Honesty: Refraining from lying, cheating, or stealing; a being truthful, trustworthy, or upright.
Kind of a slippery slope, this honesty thing. Most of us enter into our sobriety with a long history of dishonest behavior. We have lied, cheated, and stolen for so long that we're no longer sure what is fact and what is fiction. Our lies usually fall into one of two categories: (1) the lie to excuse bad behavior, as in: "I didn't throw up on your couch." or (2) the lie to make oneself look better, as in: "Sex with me is a transcendent spiritual experience."
Yet we don't want to slip into brutality. "Your cake tastes like crap," is not an appropriate comment to make at a dinner party. However, "That dress doesn't make you look fat" or "Ooh, you have such big muscles" are perfectly acceptable white lies, depending on whether you are a man or a woman, unless the guy has on the cocktail gown that doesn't quite fit.

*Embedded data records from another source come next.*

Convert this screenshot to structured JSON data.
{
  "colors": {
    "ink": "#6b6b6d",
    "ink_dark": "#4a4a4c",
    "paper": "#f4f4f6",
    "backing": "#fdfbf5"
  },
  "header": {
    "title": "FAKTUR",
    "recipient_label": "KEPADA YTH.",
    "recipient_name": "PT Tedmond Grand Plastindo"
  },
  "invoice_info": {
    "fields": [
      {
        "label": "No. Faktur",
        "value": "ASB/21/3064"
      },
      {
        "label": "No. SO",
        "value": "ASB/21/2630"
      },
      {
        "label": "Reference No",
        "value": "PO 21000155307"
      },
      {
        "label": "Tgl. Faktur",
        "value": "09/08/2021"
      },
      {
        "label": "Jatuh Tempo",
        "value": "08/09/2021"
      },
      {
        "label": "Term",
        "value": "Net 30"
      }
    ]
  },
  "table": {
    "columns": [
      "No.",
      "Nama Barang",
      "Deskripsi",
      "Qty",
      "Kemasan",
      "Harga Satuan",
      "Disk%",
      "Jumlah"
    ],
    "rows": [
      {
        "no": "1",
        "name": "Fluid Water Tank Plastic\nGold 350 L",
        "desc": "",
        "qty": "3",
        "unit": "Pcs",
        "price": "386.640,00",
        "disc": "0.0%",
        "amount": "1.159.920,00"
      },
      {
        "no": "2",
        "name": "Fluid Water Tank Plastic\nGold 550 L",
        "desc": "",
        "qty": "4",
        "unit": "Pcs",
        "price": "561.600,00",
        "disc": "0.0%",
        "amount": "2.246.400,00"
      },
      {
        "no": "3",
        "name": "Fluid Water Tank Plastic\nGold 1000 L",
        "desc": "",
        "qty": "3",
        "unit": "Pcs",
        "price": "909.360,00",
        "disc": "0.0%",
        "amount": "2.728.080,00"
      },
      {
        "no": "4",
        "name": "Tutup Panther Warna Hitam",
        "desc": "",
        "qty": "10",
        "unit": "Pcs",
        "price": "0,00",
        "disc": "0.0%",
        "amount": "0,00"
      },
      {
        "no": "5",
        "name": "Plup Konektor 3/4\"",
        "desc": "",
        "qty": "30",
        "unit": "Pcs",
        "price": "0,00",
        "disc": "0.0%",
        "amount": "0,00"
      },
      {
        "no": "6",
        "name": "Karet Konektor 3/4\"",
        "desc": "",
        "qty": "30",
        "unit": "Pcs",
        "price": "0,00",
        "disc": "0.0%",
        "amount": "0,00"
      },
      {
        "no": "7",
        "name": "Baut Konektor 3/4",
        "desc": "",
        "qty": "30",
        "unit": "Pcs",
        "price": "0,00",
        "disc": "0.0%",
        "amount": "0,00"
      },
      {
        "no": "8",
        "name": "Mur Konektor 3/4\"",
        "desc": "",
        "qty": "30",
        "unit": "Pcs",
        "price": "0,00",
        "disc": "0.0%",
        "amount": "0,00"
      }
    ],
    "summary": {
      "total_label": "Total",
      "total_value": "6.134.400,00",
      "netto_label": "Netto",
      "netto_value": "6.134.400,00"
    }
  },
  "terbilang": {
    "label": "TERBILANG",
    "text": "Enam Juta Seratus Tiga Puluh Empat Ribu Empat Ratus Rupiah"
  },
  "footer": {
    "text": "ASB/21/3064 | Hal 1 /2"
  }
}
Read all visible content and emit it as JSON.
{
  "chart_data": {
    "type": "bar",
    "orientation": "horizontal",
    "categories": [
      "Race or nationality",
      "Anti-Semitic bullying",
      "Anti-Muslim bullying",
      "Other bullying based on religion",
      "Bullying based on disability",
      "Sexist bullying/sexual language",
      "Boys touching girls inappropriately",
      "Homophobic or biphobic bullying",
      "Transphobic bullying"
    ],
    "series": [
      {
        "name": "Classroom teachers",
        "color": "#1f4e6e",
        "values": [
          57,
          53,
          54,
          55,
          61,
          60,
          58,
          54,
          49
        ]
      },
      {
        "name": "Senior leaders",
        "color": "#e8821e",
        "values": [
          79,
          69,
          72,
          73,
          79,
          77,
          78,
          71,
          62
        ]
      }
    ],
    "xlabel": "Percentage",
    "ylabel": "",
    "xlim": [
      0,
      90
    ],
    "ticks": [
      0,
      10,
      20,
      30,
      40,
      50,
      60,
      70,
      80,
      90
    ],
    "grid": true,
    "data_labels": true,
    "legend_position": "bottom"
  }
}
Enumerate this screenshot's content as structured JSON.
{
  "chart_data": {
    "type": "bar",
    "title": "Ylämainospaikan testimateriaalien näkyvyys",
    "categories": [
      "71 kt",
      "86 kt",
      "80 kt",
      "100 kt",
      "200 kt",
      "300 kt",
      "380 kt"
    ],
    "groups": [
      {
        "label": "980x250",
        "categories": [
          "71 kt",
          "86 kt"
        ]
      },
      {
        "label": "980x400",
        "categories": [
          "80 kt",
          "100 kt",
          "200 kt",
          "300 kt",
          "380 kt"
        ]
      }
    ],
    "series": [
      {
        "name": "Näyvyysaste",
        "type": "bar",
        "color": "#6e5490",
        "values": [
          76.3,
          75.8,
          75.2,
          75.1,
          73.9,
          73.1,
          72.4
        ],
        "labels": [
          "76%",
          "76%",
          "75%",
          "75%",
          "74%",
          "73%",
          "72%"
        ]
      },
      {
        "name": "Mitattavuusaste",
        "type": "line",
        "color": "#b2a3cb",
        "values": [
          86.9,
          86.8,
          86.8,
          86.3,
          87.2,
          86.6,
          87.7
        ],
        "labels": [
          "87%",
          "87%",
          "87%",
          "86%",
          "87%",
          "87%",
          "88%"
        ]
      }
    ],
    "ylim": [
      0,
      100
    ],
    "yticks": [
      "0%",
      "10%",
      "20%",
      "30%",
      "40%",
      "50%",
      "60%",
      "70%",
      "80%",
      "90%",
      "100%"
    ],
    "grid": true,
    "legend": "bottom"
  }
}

This week I made a commitment to assist a work colleague in a presentation that he had organized in a city about three hours from where I live. At the last minute, I decided not to go. Some of my rationale was perfectly legitimate -- it was a long drive and the prospects for significant business were not strong -- and some was a little suspect -- I didn't want to work that hard, preferring to visit my favorite grungy coffee shop for an early morning double Americano.
My first impulse is to lie. My car broke down, I'm sick, another work obligation came up, that kind of stuff. I'm a people pleaser. I'm afraid that I'll upset someone. I'm afraid that they won't like me anymore. But I can't stand the guilt that inevitably surfaces when I don't tell the truth. So I told the truth. And, you know, it all worked out fine. Imagine that.
I only lie when it is absolutely necessary.